The firm, which is the investment manager for 26 superannuation funds, made the bid earlier this month for Australia’s largest international airport at $8.25 per share.

It already owned Adelaide, Brisbane, Melbourne, NT and Perth Airport.

In an announcement to the Australian Securities Exchange, however, Sydney Airport Group said the bid was “not in the best interest” of its shareholders.

While it acknowledged shares were likely to trade below the indicative price in the short term, it expected it to recover as the pandemic recovery commenced.

“The opportunistic timing of the indicative proposal given the significant impact of the COVID-19 pandemic on Sydney Airport’s performance. The indicative price is below where Sydney Airport’s security price traded before the pandemic,” Sydney Airport Group said.

“Sydney Airport is strongly positioned to deliver growth as vaccination rates increase and we move into the post-pandemic recovery period.
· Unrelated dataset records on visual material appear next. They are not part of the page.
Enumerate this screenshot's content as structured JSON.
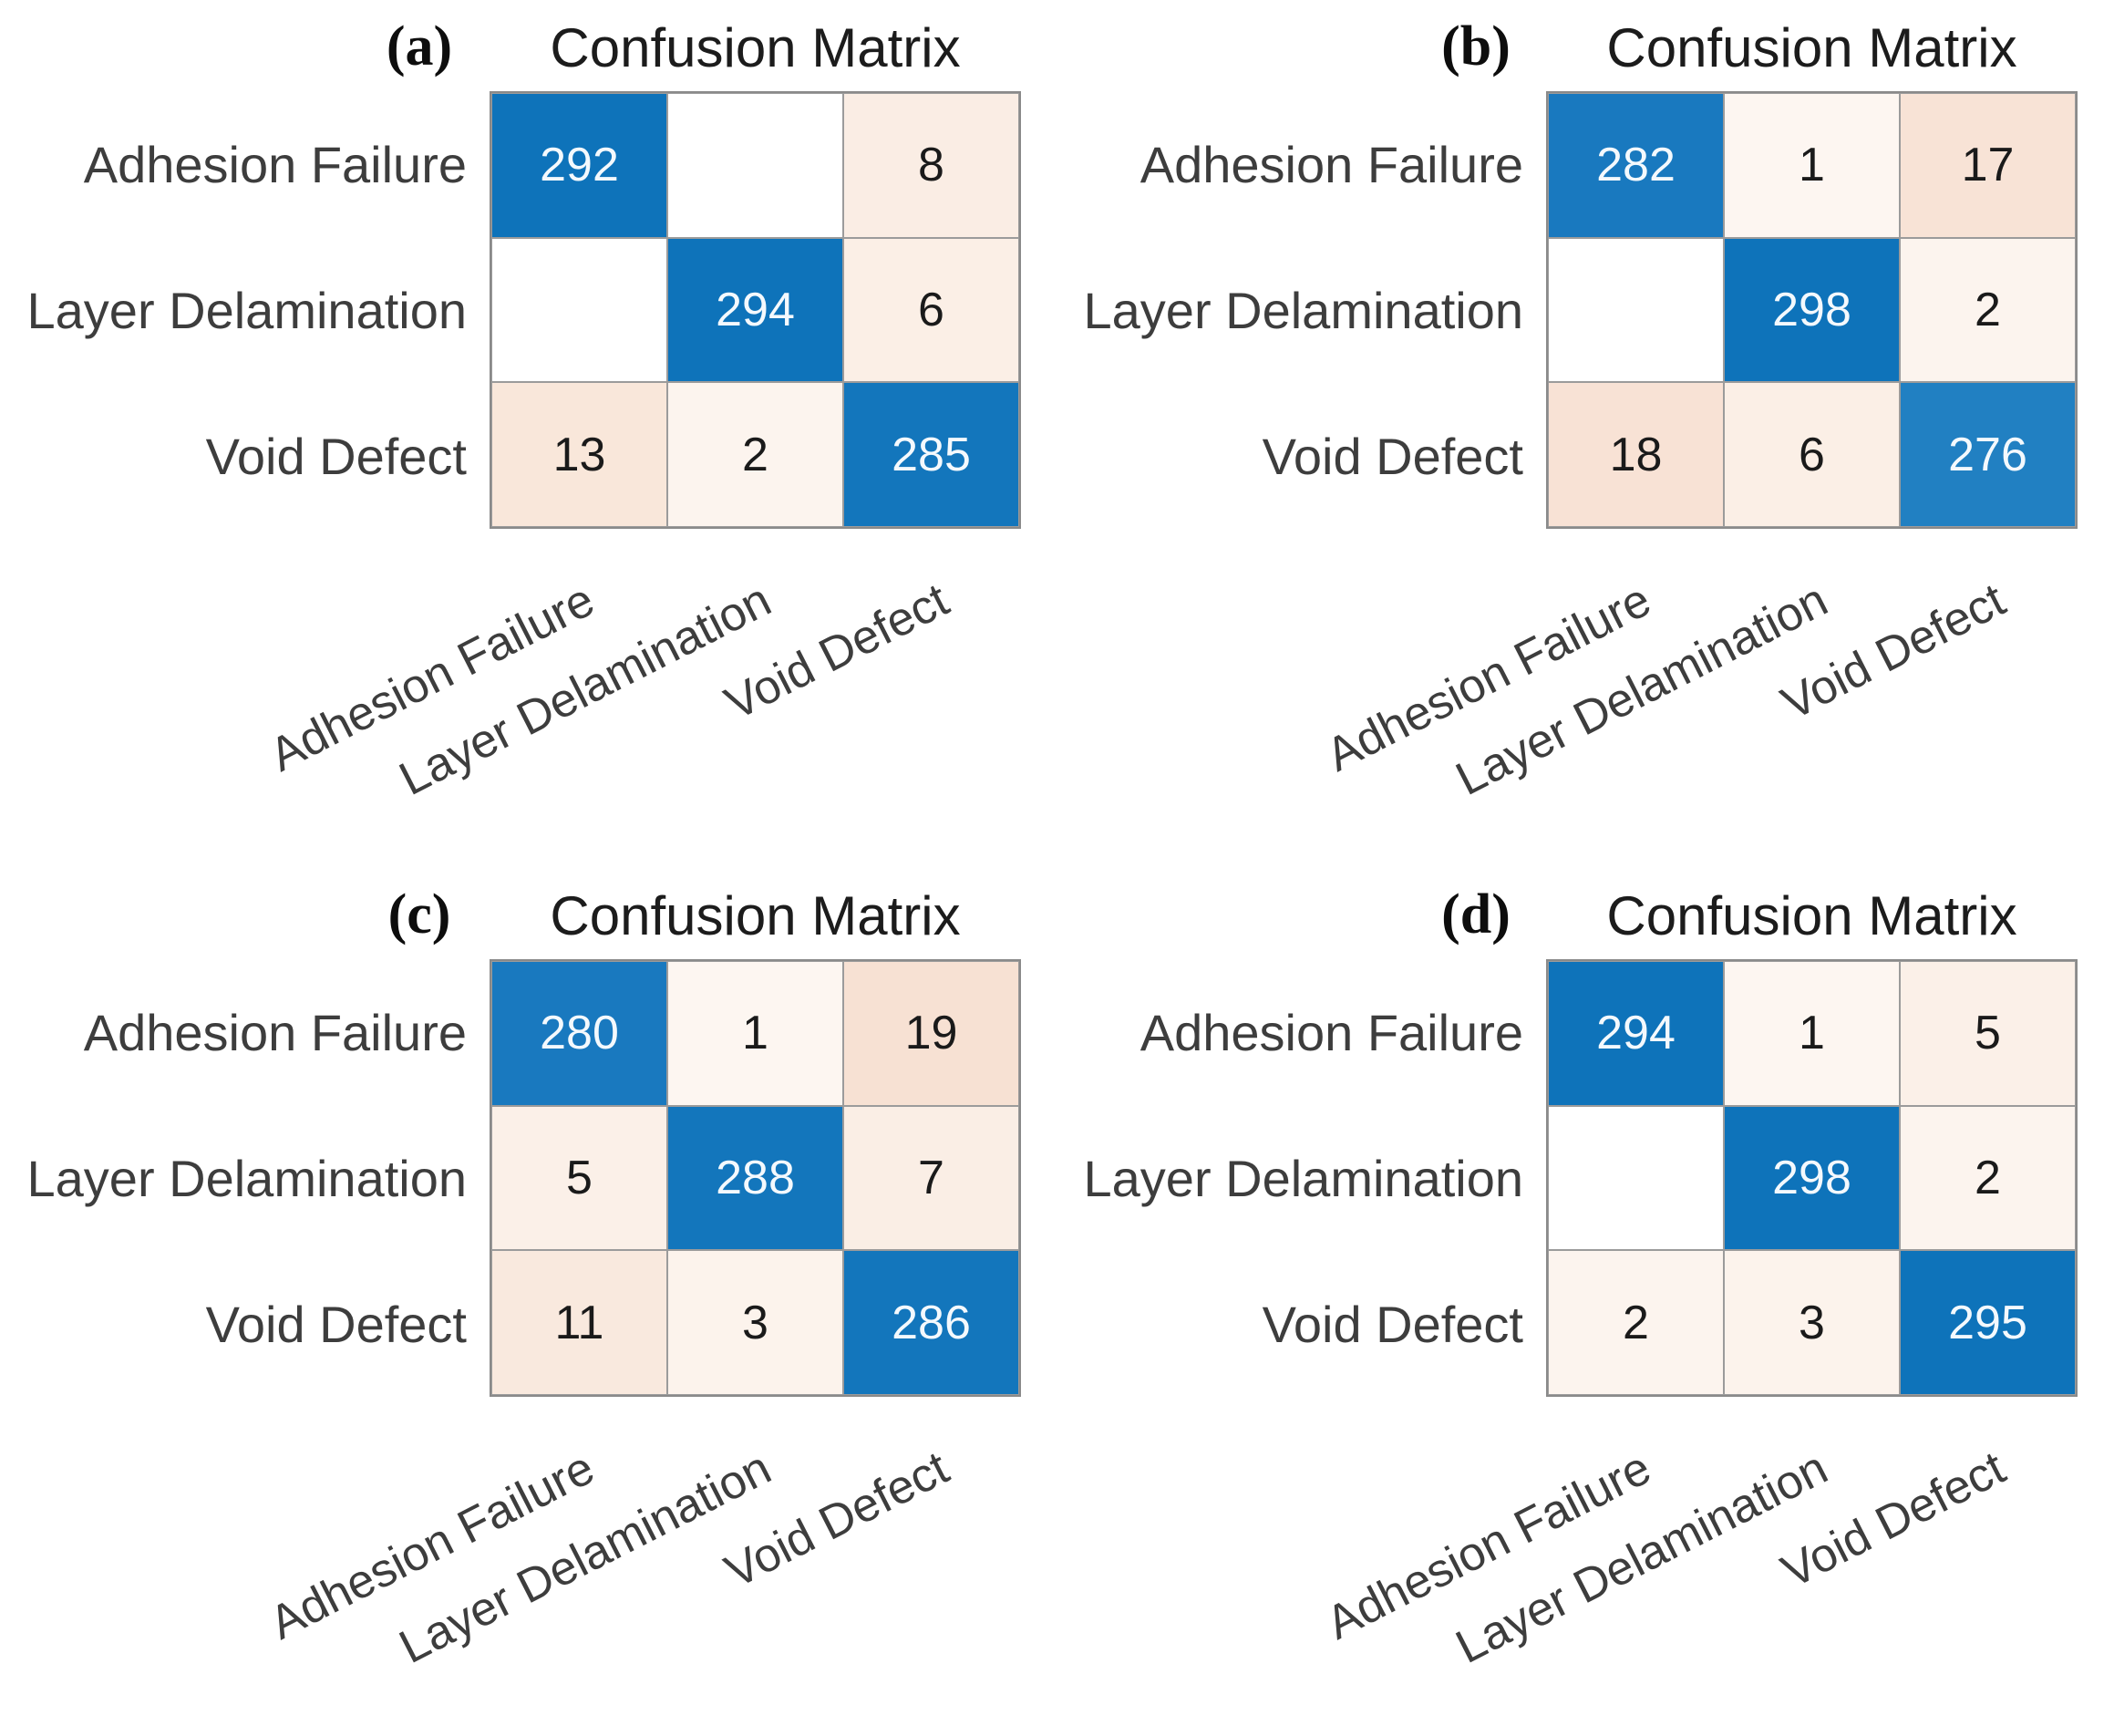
{
  "figure": {
    "shared_title": "Confusion Matrix",
    "class_names": [
      "Adhesion Failure",
      "Layer Delamination",
      "Void Defect"
    ]
  },
  "colors": {
    "diagonal_blue": "#0e73ba",
    "diagonal_blue_light": "#2180c2",
    "off_diagonal_tint_max": "#f7e1d3",
    "grid_line": "#9b9b9b",
    "outer_border": "#8a8a8a",
    "label_text": "#3d3d3d",
    "number_text": "#1a1a1a",
    "number_text_on_blue": "#f4f9fd"
  },
  "panels": [
    {
      "letter": "(a)",
      "title": "Confusion Matrix",
      "row_labels": [
        "Adhesion Failure",
        "Layer Delamination",
        "Void Defect"
      ],
      "col_labels": [
        "Adhesion Failure",
        "Layer Delamination",
        "Void Defect"
      ],
      "cells": [
        {
          "value": "292",
          "bg": "#0e73ba",
          "fg": "#f4f9fd"
        },
        {
          "value": "",
          "bg": "#ffffff",
          "fg": "#1a1a1a"
        },
        {
          "value": "8",
          "bg": "#faede4",
          "fg": "#1a1a1a"
        },
        {
          "value": "",
          "bg": "#ffffff",
          "fg": "#1a1a1a"
        },
        {
          "value": "294",
          "bg": "#0e73ba",
          "fg": "#f4f9fd"
        },
        {
          "value": "6",
          "bg": "#fbefe6",
          "fg": "#1a1a1a"
        },
        {
          "value": "13",
          "bg": "#f9e7da",
          "fg": "#1a1a1a"
        },
        {
          "value": "2",
          "bg": "#fcf4ee",
          "fg": "#1a1a1a"
        },
        {
          "value": "285",
          "bg": "#1376bc",
          "fg": "#f4f9fd"
        }
      ]
    },
    {
      "letter": "(b)",
      "title": "Confusion Matrix",
      "row_labels": [
        "Adhesion Failure",
        "Layer Delamination",
        "Void Defect"
      ],
      "col_labels": [
        "Adhesion Failure",
        "Layer Delamination",
        "Void Defect"
      ],
      "cells": [
        {
          "value": "282",
          "bg": "#1979bf",
          "fg": "#f4f9fd"
        },
        {
          "value": "1",
          "bg": "#fdf6f1",
          "fg": "#1a1a1a"
        },
        {
          "value": "17",
          "bg": "#f8e3d6",
          "fg": "#1a1a1a"
        },
        {
          "value": "",
          "bg": "#ffffff",
          "fg": "#1a1a1a"
        },
        {
          "value": "298",
          "bg": "#0e73ba",
          "fg": "#f4f9fd"
        },
        {
          "value": "2",
          "bg": "#fcf4ee",
          "fg": "#1a1a1a"
        },
        {
          "value": "18",
          "bg": "#f8e2d5",
          "fg": "#1a1a1a"
        },
        {
          "value": "6",
          "bg": "#fbefe6",
          "fg": "#1a1a1a"
        },
        {
          "value": "276",
          "bg": "#2180c2",
          "fg": "#f4f9fd"
        }
      ]
    },
    {
      "letter": "(c)",
      "title": "Confusion Matrix",
      "row_labels": [
        "Adhesion Failure",
        "Layer Delamination",
        "Void Defect"
      ],
      "col_labels": [
        "Adhesion Failure",
        "Layer Delamination",
        "Void Defect"
      ],
      "cells": [
        {
          "value": "280",
          "bg": "#1979bf",
          "fg": "#f4f9fd"
        },
        {
          "value": "1",
          "bg": "#fdf6f1",
          "fg": "#1a1a1a"
        },
        {
          "value": "19",
          "bg": "#f7e1d3",
          "fg": "#1a1a1a"
        },
        {
          "value": "5",
          "bg": "#fbf0e8",
          "fg": "#1a1a1a"
        },
        {
          "value": "288",
          "bg": "#1376bc",
          "fg": "#f4f9fd"
        },
        {
          "value": "7",
          "bg": "#faeee5",
          "fg": "#1a1a1a"
        },
        {
          "value": "11",
          "bg": "#f9e9de",
          "fg": "#1a1a1a"
        },
        {
          "value": "3",
          "bg": "#fcf3ec",
          "fg": "#1a1a1a"
        },
        {
          "value": "286",
          "bg": "#1376bc",
          "fg": "#f4f9fd"
        }
      ]
    },
    {
      "letter": "(d)",
      "title": "Confusion Matrix",
      "row_labels": [
        "Adhesion Failure",
        "Layer Delamination",
        "Void Defect"
      ],
      "col_labels": [
        "Adhesion Failure",
        "Layer Delamination",
        "Void Defect"
      ],
      "cells": [
        {
          "value": "294",
          "bg": "#0e73ba",
          "fg": "#f4f9fd"
        },
        {
          "value": "1",
          "bg": "#fdf6f1",
          "fg": "#1a1a1a"
        },
        {
          "value": "5",
          "bg": "#fbf0e8",
          "fg": "#1a1a1a"
        },
        {
          "value": "",
          "bg": "#ffffff",
          "fg": "#1a1a1a"
        },
        {
          "value": "298",
          "bg": "#0e73ba",
          "fg": "#f4f9fd"
        },
        {
          "value": "2",
          "bg": "#fcf4ee",
          "fg": "#1a1a1a"
        },
        {
          "value": "2",
          "bg": "#fcf4ee",
          "fg": "#1a1a1a"
        },
        {
          "value": "3",
          "bg": "#fcf3ec",
          "fg": "#1a1a1a"
        },
        {
          "value": "295",
          "bg": "#0e73ba",
          "fg": "#f4f9fd"
        }
      ]
    }
  ],
  "chart_data": [
    {
      "type": "heatmap",
      "panel": "(a)",
      "title": "Confusion Matrix",
      "rows": [
        "Adhesion Failure",
        "Layer Delamination",
        "Void Defect"
      ],
      "columns": [
        "Adhesion Failure",
        "Layer Delamination",
        "Void Defect"
      ],
      "values": [
        [
          292,
          null,
          8
        ],
        [
          null,
          294,
          6
        ],
        [
          13,
          2,
          285
        ]
      ],
      "legend_position": "none",
      "grid": true,
      "colormap": "diagonal cells blue (#0e73ba), off-diagonal white-to-peach scaled by value"
    },
    {
      "type": "heatmap",
      "panel": "(b)",
      "title": "Confusion Matrix",
      "rows": [
        "Adhesion Failure",
        "Layer Delamination",
        "Void Defect"
      ],
      "columns": [
        "Adhesion Failure",
        "Layer Delamination",
        "Void Defect"
      ],
      "values": [
        [
          282,
          1,
          17
        ],
        [
          null,
          298,
          2
        ],
        [
          18,
          6,
          276
        ]
      ],
      "legend_position": "none",
      "grid": true,
      "colormap": "diagonal cells blue (#0e73ba), off-diagonal white-to-peach scaled by value"
    },
    {
      "type": "heatmap",
      "panel": "(c)",
      "title": "Confusion Matrix",
      "rows": [
        "Adhesion Failure",
        "Layer Delamination",
        "Void Defect"
      ],
      "columns": [
        "Adhesion Failure",
        "Layer Delamination",
        "Void Defect"
      ],
      "values": [
        [
          280,
          1,
          19
        ],
        [
          5,
          288,
          7
        ],
        [
          11,
          3,
          286
        ]
      ],
      "legend_position": "none",
      "grid": true,
      "colormap": "diagonal cells blue (#0e73ba), off-diagonal white-to-peach scaled by value"
    },
    {
      "type": "heatmap",
      "panel": "(d)",
      "title": "Confusion Matrix",
      "rows": [
        "Adhesion Failure",
        "Layer Delamination",
        "Void Defect"
      ],
      "columns": [
        "Adhesion Failure",
        "Layer Delamination",
        "Void Defect"
      ],
      "values": [
        [
          294,
          1,
          5
        ],
        [
          null,
          298,
          2
        ],
        [
          2,
          3,
          295
        ]
      ],
      "legend_position": "none",
      "grid": true,
      "colormap": "diagonal cells blue (#0e73ba), off-diagonal white-to-peach scaled by value"
    }
  ]
}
It has rapidly adapted to the COVID environment, strengthening its balance sheet and tightly managing costs to maintain flexibility to respond to a range of recovery scenarios and pursue sensible growth opportunities as the recovery unfolds.”

In response, IFM said it was "surprised and disappointed" the bid had been rejected as it felt it was an "extremely attractive" offer.

"The Consortium’s proposal represented a very significant premium to recent market prices including a 43% premium to Sydney Airport's immediate pre-proposal closing price on 1 July 2021 of $5.75 and an 81% premium to the issue price of Sydney Airport's $2 billion equity raising in August 2020 of $4.56.

"The Consortium believes any assessment of Sydney Airport security prices before the pandemic is of limited relevance given the company’s materially changed circumstances and challenging outlook. This includes potentially significant reductions to demand arising from the pandemic, the introduction of a competitor airport in western Sydney in 2026 and changes in business and consumer travel preferences."

Jamie Hannah, deputy head of investments and capital markets at VanEck, said: “Sydney Airports not surprisingly this morning announced that a takeover bid from a consortium of investors at $8.25 per share is too low, based on long-term forecasts and it not being in the best interest of shareholders. 

“However, it didn’t rule out further discussion on a takeover. VanEck's own opinion was that this was too low as it didn’t value Sydney Airports at a reasonable premium and was opportunistic with airport traffic down. We do see more potential takeover bids”.